Con l’approvazione della questione di fiducia posta dal governo, la Camera ha concluso l’esame del ddl di conversione del dl Milleproroghe 2026 (dl 200/2025), che passa all’altro ramo del Parlamento.

Difficile pensare che il testo venga ulteriormente modificato dal Senato, dal momento che il provvedimento – il primo arrivato alla Camera in quest’ultimo anno di legislatura – va convertito in legge entro il 1° marzo, motivo per cui Palazzo Madama avrà a disposizione una manciata di giorni per lavorarlo.

Durante la prima lettura, durata poco più di un mese, la Camera dei deputati ha apportato diversi correttivi al testo originario, intervenendo su numerose questioni di interesse per il settore agricolo, con particolare riferimento, fra l’altro, alla revisione obbligatoria dei mezzi agricoli, ai contratti di filiera, agli esoneri contribuitivi, al funzionamento delle Commissioni uniche nazionali (Cun), alla peste suina, alla gestione delle acque reflue e al Rentri.

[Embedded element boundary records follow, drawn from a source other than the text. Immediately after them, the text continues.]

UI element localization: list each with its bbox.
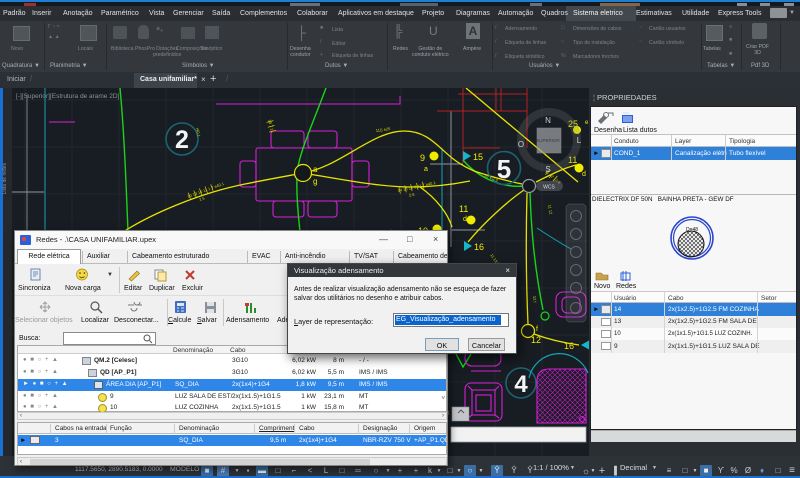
svg-text:r40.1: r40.1	[195, 127, 202, 138]
svg-text:d: d	[463, 216, 467, 223]
svg-text:12: 12	[531, 335, 541, 345]
svg-text:D=48: D=48	[686, 227, 698, 233]
svg-text:15: 15	[473, 152, 483, 162]
svg-text:11: 11	[459, 204, 468, 214]
svg-text:16: 16	[564, 341, 574, 351]
svg-text:5: 5	[497, 154, 511, 184]
svg-text:a: a	[424, 166, 428, 173]
svg-text:N: N	[545, 116, 551, 125]
svg-text:2: 2	[175, 126, 189, 154]
svg-text:2.5: 2.5	[408, 192, 415, 198]
svg-text:4: 4	[514, 371, 528, 398]
svg-text:WCS: WCS	[543, 185, 555, 191]
svg-text:a: a	[313, 165, 318, 174]
svg-text:11() e25: 11() e25	[375, 126, 391, 133]
svg-text:12 f: 12 f	[532, 296, 538, 304]
svg-text:11 12: 11 12	[547, 204, 554, 215]
svg-text:d: d	[582, 171, 586, 178]
svg-text:f: f	[536, 326, 538, 333]
svg-text:SUPERIOR: SUPERIOR	[536, 138, 560, 143]
svg-text:9: 9	[420, 153, 425, 163]
svg-text:g: g	[313, 177, 317, 186]
svg-text:O: O	[518, 140, 524, 149]
svg-text:[-][Superior][Estrutura de ara: [-][Superior][Estrutura de arame 2D]	[16, 93, 120, 100]
svg-text:S: S	[545, 165, 550, 174]
svg-text:L: L	[577, 136, 582, 145]
svg-text:16: 16	[474, 242, 484, 252]
svg-text:2.5: 2.5	[198, 195, 206, 202]
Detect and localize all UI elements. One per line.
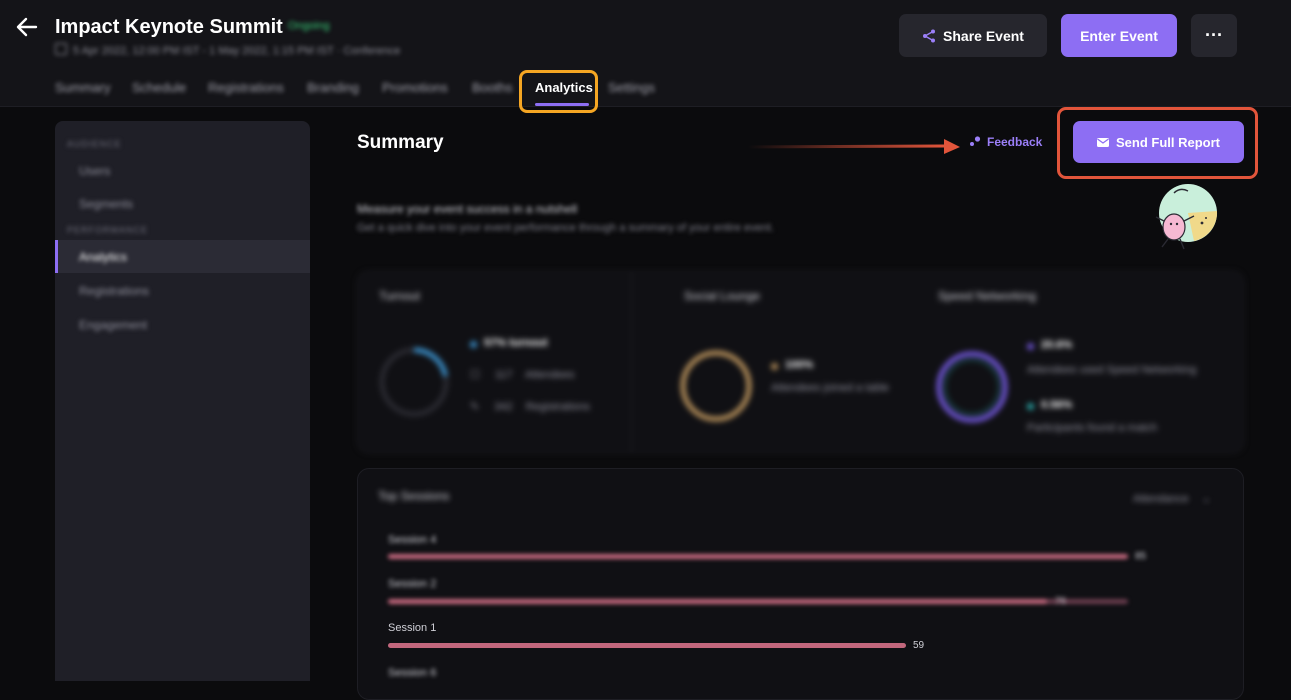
sidebar-section-performance: PERFORMANCE	[67, 225, 149, 235]
back-arrow-icon[interactable]	[14, 14, 40, 40]
card-divider	[631, 272, 632, 452]
feedback-label: Feedback	[987, 135, 1043, 149]
people-icon: ☐	[470, 369, 480, 381]
lounge-donut	[680, 350, 752, 422]
summary-stats-card: Turnout 57% turnout ☐ 117 Attendees ✎ 34…	[357, 271, 1244, 453]
event-title: Impact Keynote Summit	[55, 16, 283, 38]
networking-value-2: 0.56%	[1041, 399, 1073, 411]
tab-settings[interactable]: Settings	[608, 80, 655, 95]
networking-legend-dot-2	[1027, 403, 1034, 410]
turnout-legend-dot	[470, 341, 477, 348]
networking-legend-dot	[1027, 343, 1034, 350]
session-value-2: 76	[1055, 596, 1067, 607]
tab-booths[interactable]: Booths	[472, 80, 512, 95]
lounge-legend-dot	[771, 363, 778, 370]
mascot-illustration	[1155, 184, 1218, 250]
tab-schedule[interactable]: Schedule	[132, 80, 186, 95]
lounge-description: Attendees joined a table	[771, 382, 890, 394]
sidebar-section-audience: AUDIENCE	[67, 139, 122, 149]
networking-donut	[936, 351, 1008, 423]
registrations-label: Registrations	[525, 401, 590, 413]
registrations-count: 342	[494, 401, 513, 413]
session-bar-track-2	[388, 599, 1128, 604]
sidebar-item-segments[interactable]: Segments	[79, 197, 133, 211]
event-meta-text: 5 Apr 2022, 12:00 PM IST - 1 May 2022, 1…	[73, 45, 401, 57]
intro-title: Measure your event success in a nutshell	[357, 202, 578, 216]
sidebar-item-users[interactable]: Users	[79, 164, 110, 178]
more-button[interactable]: ···	[1191, 14, 1237, 57]
attendees-label: Attendees	[524, 369, 575, 381]
turnout-value: 57% turnout	[484, 337, 548, 349]
session-bar-3	[388, 643, 906, 648]
chevron-down-icon: ⌄	[1201, 493, 1211, 505]
top-sessions-card	[357, 468, 1244, 700]
share-event-button[interactable]: Share Event	[899, 14, 1047, 57]
attendees-count: 117	[494, 369, 513, 381]
tab-branding[interactable]: Branding	[307, 80, 359, 95]
feedback-icon	[970, 136, 981, 146]
session-value-1: 85	[1135, 551, 1147, 562]
calendar-icon	[55, 43, 67, 55]
tab-registrations[interactable]: Registrations	[208, 80, 284, 95]
intro-subtitle: Get a quick dive into your event perform…	[357, 222, 774, 234]
top-sessions-title: Top Sessions	[378, 489, 450, 503]
networking-description-2: Participants found a match	[1027, 422, 1158, 434]
sessions-filter-dropdown[interactable]: Attendance ⌄	[1133, 492, 1211, 505]
lounge-title: Social Lounge	[684, 289, 761, 303]
summary-title: Summary	[357, 132, 444, 153]
session-bar-1	[388, 554, 1128, 559]
more-icon: ···	[1205, 25, 1223, 45]
enter-event-label: Enter Event	[1080, 27, 1158, 44]
sidebar-item-analytics[interactable]: Analytics	[79, 250, 127, 264]
tab-promotions[interactable]: Promotions	[382, 80, 448, 95]
networking-title: Speed Networking	[938, 289, 1037, 303]
networking-description-1: Attendees used Speed Networking	[1027, 364, 1197, 376]
session-bar-track-1	[388, 554, 1128, 559]
session-label-3: Session 1	[388, 622, 437, 634]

L’emendamento probabilmente più rilevante in termini agricoli è quello a firma del presidente della Commissione Agricoltura della Camera Mirco Carloni, che sposta nuovamente i termini per la revisione dei mezzi agricoli (obbligatoria dal 2015, ma non ancora operativa), prorogandone la scadenza alla fine del 2026 per le macchine immatricolate entro il 1983, al 2027 per quelle immatricolate tra il 1984 e il 1996, al 2028 per i mezzi immatricolati tra il 1997 e il 2023 e al quinto anno successivo alla fine del mese a cui risale l’immatricolazione per tutti gli altri veicoli agricoli.

Soddisfazione per l’intervento è stata espressa, tra gli altri, da Confagricoltura, ad avviso della quale questo «risponde alla necessità di tutelare la continuità delle attività delle imprese del settore primario, evitando il rischio di ulteriori oneri economici», e da Coldiretti, secondo cui in tal modo si evita che «agricoltori e contoterzisti si trovino esposti a sanzioni e responsabilità pur in assenza del decreto ministeriale attuativo che deve definire modalità e procedure operative per effettuare gli adempimenti».

Di tenore opposto il commento di Federacma, per cui «la proroga può essere comprensibile sul piano tecnico», anche se «continuare a spostare le date senza emanare il decreto attuativo significa cambiare il calendario senza cambiare la realtà». A.B.